Mike gives up his "career" for the bossy sister, yet after a few months of reducing himself to her control and influence, he misses his old life and all the attention he used to get. He leases the old theater and opens up with a new revue, not telling the bossy sister that he's back in his old business. Eventually, she makes him decide which life he wants, and he leaves her for the excitement while it still lasts. He knows that there is another woman out there when the time comes for him to give it up.
The women in the movie have agency--they are the bosses, without pleasing them, the strippers have nothing. There is a drug story into which the young buck falls to, but its a nice redemption story, too.

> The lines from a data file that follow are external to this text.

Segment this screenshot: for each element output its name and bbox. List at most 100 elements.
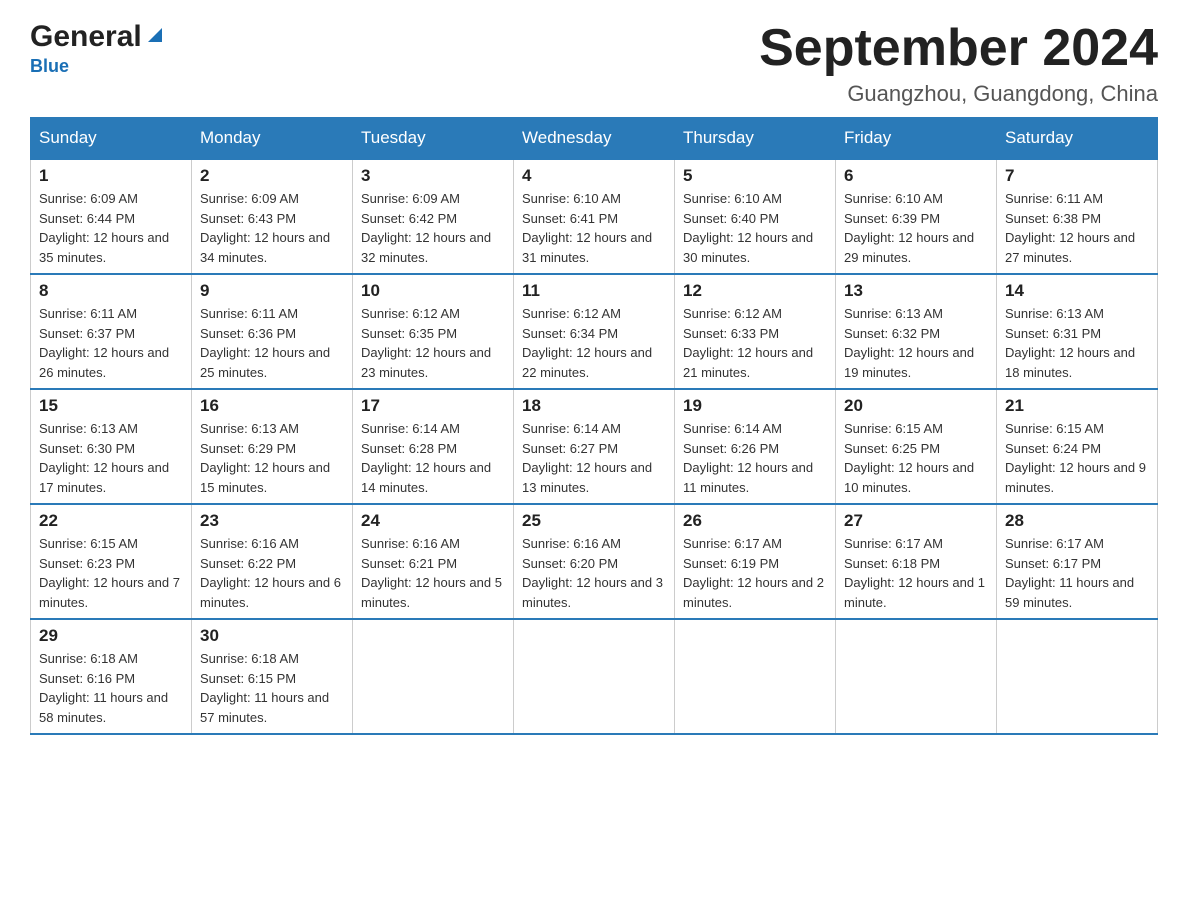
day-number: 30 [200, 626, 344, 646]
calendar-cell: 8 Sunrise: 6:11 AMSunset: 6:37 PMDayligh… [31, 274, 192, 389]
day-info: Sunrise: 6:12 AMSunset: 6:35 PMDaylight:… [361, 306, 491, 380]
weekday-header-monday: Monday [192, 118, 353, 160]
day-info: Sunrise: 6:10 AMSunset: 6:41 PMDaylight:… [522, 191, 652, 265]
calendar-cell: 18 Sunrise: 6:14 AMSunset: 6:27 PMDaylig… [514, 389, 675, 504]
calendar-cell: 30 Sunrise: 6:18 AMSunset: 6:15 PMDaylig… [192, 619, 353, 734]
calendar-cell: 29 Sunrise: 6:18 AMSunset: 6:16 PMDaylig… [31, 619, 192, 734]
day-number: 22 [39, 511, 183, 531]
day-number: 13 [844, 281, 988, 301]
calendar-cell: 21 Sunrise: 6:15 AMSunset: 6:24 PMDaylig… [997, 389, 1158, 504]
logo-general-text: General [30, 20, 142, 54]
day-number: 12 [683, 281, 827, 301]
day-number: 20 [844, 396, 988, 416]
day-number: 8 [39, 281, 183, 301]
day-number: 1 [39, 166, 183, 186]
day-info: Sunrise: 6:10 AMSunset: 6:40 PMDaylight:… [683, 191, 813, 265]
calendar-cell: 4 Sunrise: 6:10 AMSunset: 6:41 PMDayligh… [514, 159, 675, 274]
logo-triangle-icon [144, 24, 166, 46]
logo-blue-text: Blue [30, 56, 69, 77]
calendar-cell: 6 Sunrise: 6:10 AMSunset: 6:39 PMDayligh… [836, 159, 997, 274]
calendar-cell: 3 Sunrise: 6:09 AMSunset: 6:42 PMDayligh… [353, 159, 514, 274]
calendar-cell: 19 Sunrise: 6:14 AMSunset: 6:26 PMDaylig… [675, 389, 836, 504]
day-info: Sunrise: 6:17 AMSunset: 6:19 PMDaylight:… [683, 536, 824, 610]
weekday-header-thursday: Thursday [675, 118, 836, 160]
calendar-cell: 17 Sunrise: 6:14 AMSunset: 6:28 PMDaylig… [353, 389, 514, 504]
day-info: Sunrise: 6:16 AMSunset: 6:20 PMDaylight:… [522, 536, 663, 610]
day-info: Sunrise: 6:17 AMSunset: 6:17 PMDaylight:… [1005, 536, 1134, 610]
calendar-cell [675, 619, 836, 734]
day-info: Sunrise: 6:15 AMSunset: 6:23 PMDaylight:… [39, 536, 180, 610]
day-number: 5 [683, 166, 827, 186]
day-number: 2 [200, 166, 344, 186]
calendar-cell: 28 Sunrise: 6:17 AMSunset: 6:17 PMDaylig… [997, 504, 1158, 619]
calendar-cell: 14 Sunrise: 6:13 AMSunset: 6:31 PMDaylig… [997, 274, 1158, 389]
calendar-cell: 9 Sunrise: 6:11 AMSunset: 6:36 PMDayligh… [192, 274, 353, 389]
week-row-2: 8 Sunrise: 6:11 AMSunset: 6:37 PMDayligh… [31, 274, 1158, 389]
calendar-cell: 10 Sunrise: 6:12 AMSunset: 6:35 PMDaylig… [353, 274, 514, 389]
day-number: 15 [39, 396, 183, 416]
day-info: Sunrise: 6:10 AMSunset: 6:39 PMDaylight:… [844, 191, 974, 265]
day-number: 11 [522, 281, 666, 301]
weekday-header-wednesday: Wednesday [514, 118, 675, 160]
calendar-cell: 20 Sunrise: 6:15 AMSunset: 6:25 PMDaylig… [836, 389, 997, 504]
calendar-cell: 26 Sunrise: 6:17 AMSunset: 6:19 PMDaylig… [675, 504, 836, 619]
day-number: 19 [683, 396, 827, 416]
day-info: Sunrise: 6:13 AMSunset: 6:29 PMDaylight:… [200, 421, 330, 495]
location-subtitle: Guangzhou, Guangdong, China [759, 81, 1158, 107]
calendar-cell [836, 619, 997, 734]
day-number: 6 [844, 166, 988, 186]
day-info: Sunrise: 6:13 AMSunset: 6:30 PMDaylight:… [39, 421, 169, 495]
day-info: Sunrise: 6:17 AMSunset: 6:18 PMDaylight:… [844, 536, 985, 610]
day-number: 14 [1005, 281, 1149, 301]
calendar-cell [997, 619, 1158, 734]
day-info: Sunrise: 6:11 AMSunset: 6:36 PMDaylight:… [200, 306, 330, 380]
day-number: 7 [1005, 166, 1149, 186]
weekday-header-sunday: Sunday [31, 118, 192, 160]
day-info: Sunrise: 6:18 AMSunset: 6:15 PMDaylight:… [200, 651, 329, 725]
day-number: 16 [200, 396, 344, 416]
day-info: Sunrise: 6:09 AMSunset: 6:44 PMDaylight:… [39, 191, 169, 265]
day-number: 10 [361, 281, 505, 301]
day-number: 3 [361, 166, 505, 186]
day-info: Sunrise: 6:11 AMSunset: 6:37 PMDaylight:… [39, 306, 169, 380]
day-number: 4 [522, 166, 666, 186]
day-info: Sunrise: 6:16 AMSunset: 6:22 PMDaylight:… [200, 536, 341, 610]
day-number: 27 [844, 511, 988, 531]
calendar-cell: 23 Sunrise: 6:16 AMSunset: 6:22 PMDaylig… [192, 504, 353, 619]
day-number: 23 [200, 511, 344, 531]
weekday-header-saturday: Saturday [997, 118, 1158, 160]
calendar-cell: 25 Sunrise: 6:16 AMSunset: 6:20 PMDaylig… [514, 504, 675, 619]
day-info: Sunrise: 6:15 AMSunset: 6:24 PMDaylight:… [1005, 421, 1146, 495]
day-number: 25 [522, 511, 666, 531]
calendar-cell [514, 619, 675, 734]
day-number: 29 [39, 626, 183, 646]
day-info: Sunrise: 6:15 AMSunset: 6:25 PMDaylight:… [844, 421, 974, 495]
day-info: Sunrise: 6:09 AMSunset: 6:43 PMDaylight:… [200, 191, 330, 265]
weekday-header-friday: Friday [836, 118, 997, 160]
calendar-cell: 2 Sunrise: 6:09 AMSunset: 6:43 PMDayligh… [192, 159, 353, 274]
day-number: 18 [522, 396, 666, 416]
day-number: 17 [361, 396, 505, 416]
calendar-cell: 1 Sunrise: 6:09 AMSunset: 6:44 PMDayligh… [31, 159, 192, 274]
calendar-cell: 27 Sunrise: 6:17 AMSunset: 6:18 PMDaylig… [836, 504, 997, 619]
week-row-3: 15 Sunrise: 6:13 AMSunset: 6:30 PMDaylig… [31, 389, 1158, 504]
calendar-cell: 16 Sunrise: 6:13 AMSunset: 6:29 PMDaylig… [192, 389, 353, 504]
calendar-table: SundayMondayTuesdayWednesdayThursdayFrid… [30, 117, 1158, 735]
calendar-cell: 11 Sunrise: 6:12 AMSunset: 6:34 PMDaylig… [514, 274, 675, 389]
day-info: Sunrise: 6:09 AMSunset: 6:42 PMDaylight:… [361, 191, 491, 265]
calendar-cell: 24 Sunrise: 6:16 AMSunset: 6:21 PMDaylig… [353, 504, 514, 619]
day-info: Sunrise: 6:13 AMSunset: 6:32 PMDaylight:… [844, 306, 974, 380]
day-number: 28 [1005, 511, 1149, 531]
page-header: General Blue September 2024 Guangzhou, G… [30, 20, 1158, 107]
weekday-header-row: SundayMondayTuesdayWednesdayThursdayFrid… [31, 118, 1158, 160]
day-info: Sunrise: 6:11 AMSunset: 6:38 PMDaylight:… [1005, 191, 1135, 265]
calendar-cell: 13 Sunrise: 6:13 AMSunset: 6:32 PMDaylig… [836, 274, 997, 389]
week-row-5: 29 Sunrise: 6:18 AMSunset: 6:16 PMDaylig… [31, 619, 1158, 734]
day-info: Sunrise: 6:14 AMSunset: 6:28 PMDaylight:… [361, 421, 491, 495]
title-section: September 2024 Guangzhou, Guangdong, Chi… [759, 20, 1158, 107]
calendar-cell [353, 619, 514, 734]
calendar-cell: 7 Sunrise: 6:11 AMSunset: 6:38 PMDayligh… [997, 159, 1158, 274]
day-info: Sunrise: 6:13 AMSunset: 6:31 PMDaylight:… [1005, 306, 1135, 380]
day-number: 26 [683, 511, 827, 531]
day-info: Sunrise: 6:12 AMSunset: 6:33 PMDaylight:… [683, 306, 813, 380]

I don't know your background or your life, but honestly, I cannot imagine why you chose to see this movie. I'm guessing you're the kind of person who buys their porn through mail-order because someone you know might see you going into one of "those" stores. My unasked for advice of the day for you is Unclench. You'll feel better.
If you were in the same theatre that I was when I saw this movie you would have had front row seats to the exact type of behavior you claim doesn't happen in women.

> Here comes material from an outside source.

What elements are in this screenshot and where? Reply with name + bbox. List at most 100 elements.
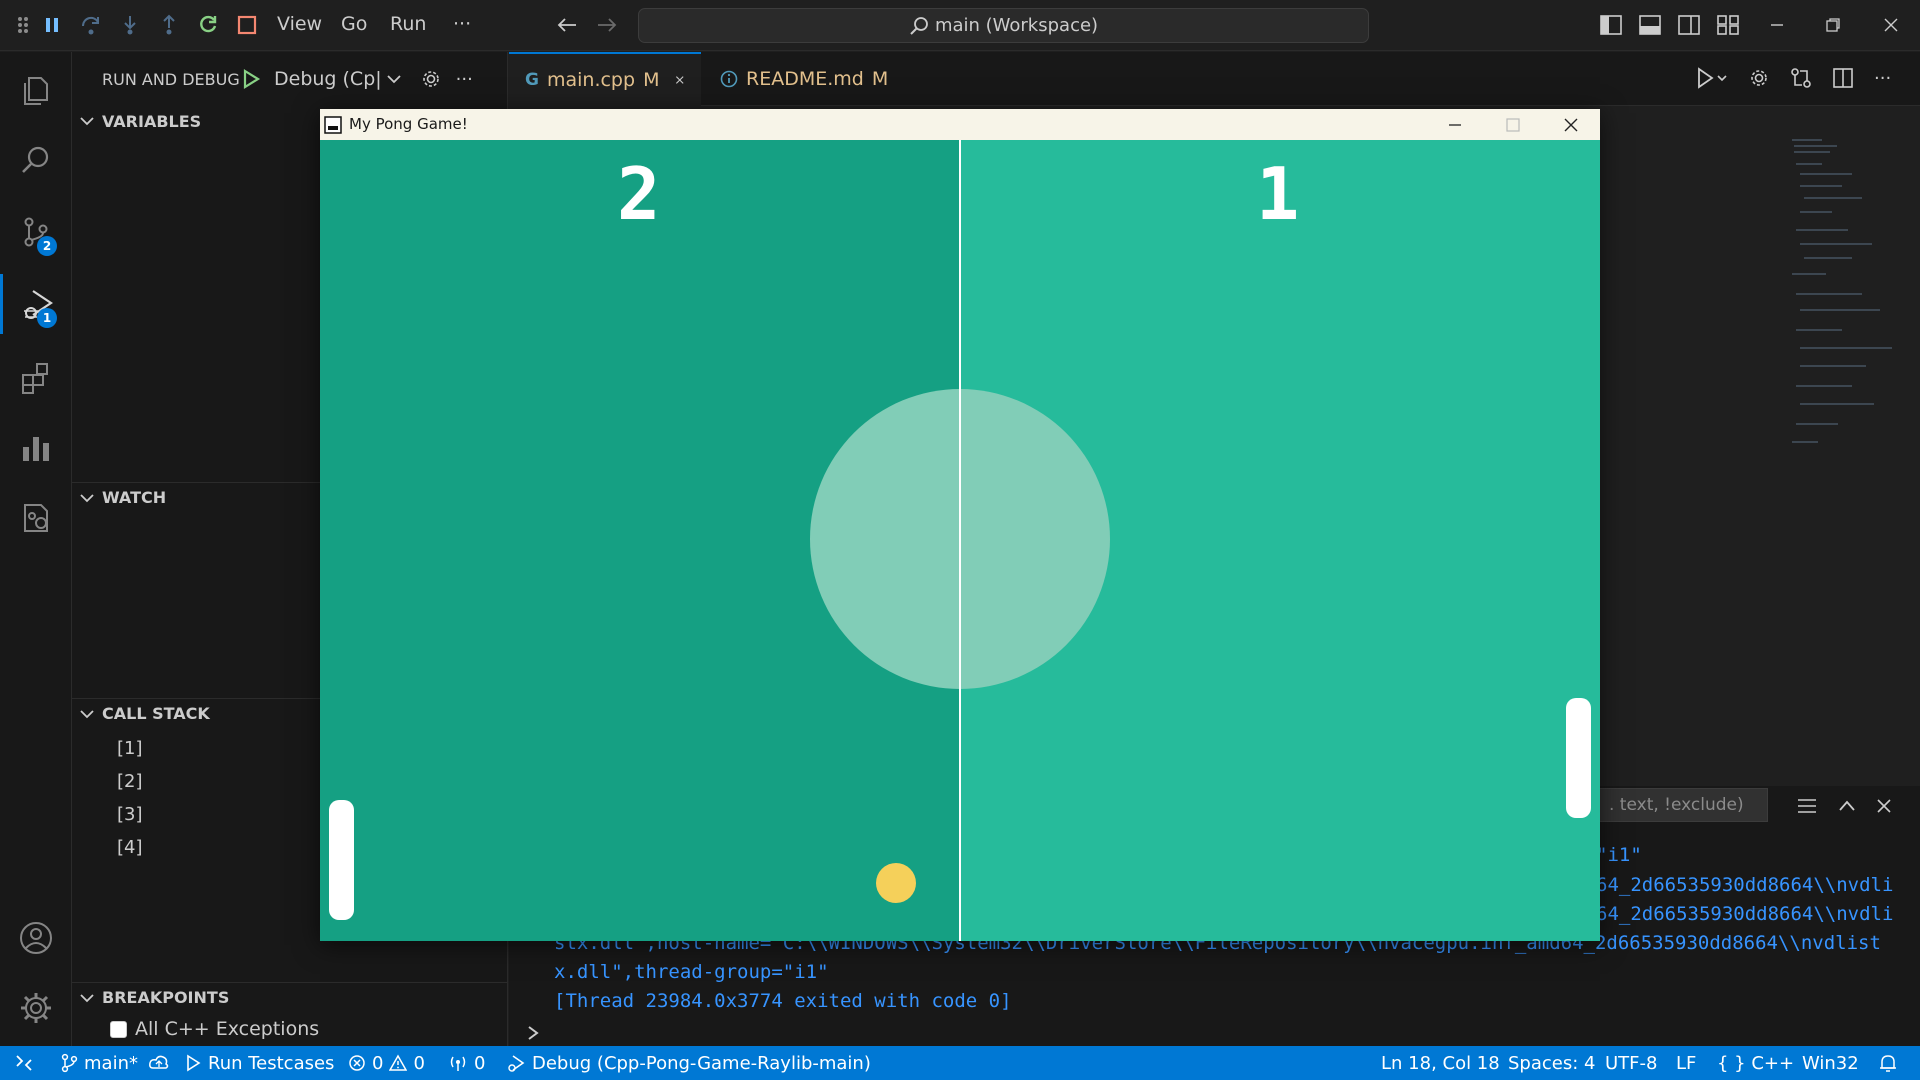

I'd have to say, watching those women fawn over a movie theatre screen the way they did was almost as entertaining as watching Matthew and Channing dance. Almost, but not quite. I could watch those two gentlemen all day...even if they were fully clothed.
Honestly, I'm a woman, quite independent - and I found the depiction of the club scenes to be a lot of fun. I just wish there had been more of that, which would have been better escapism.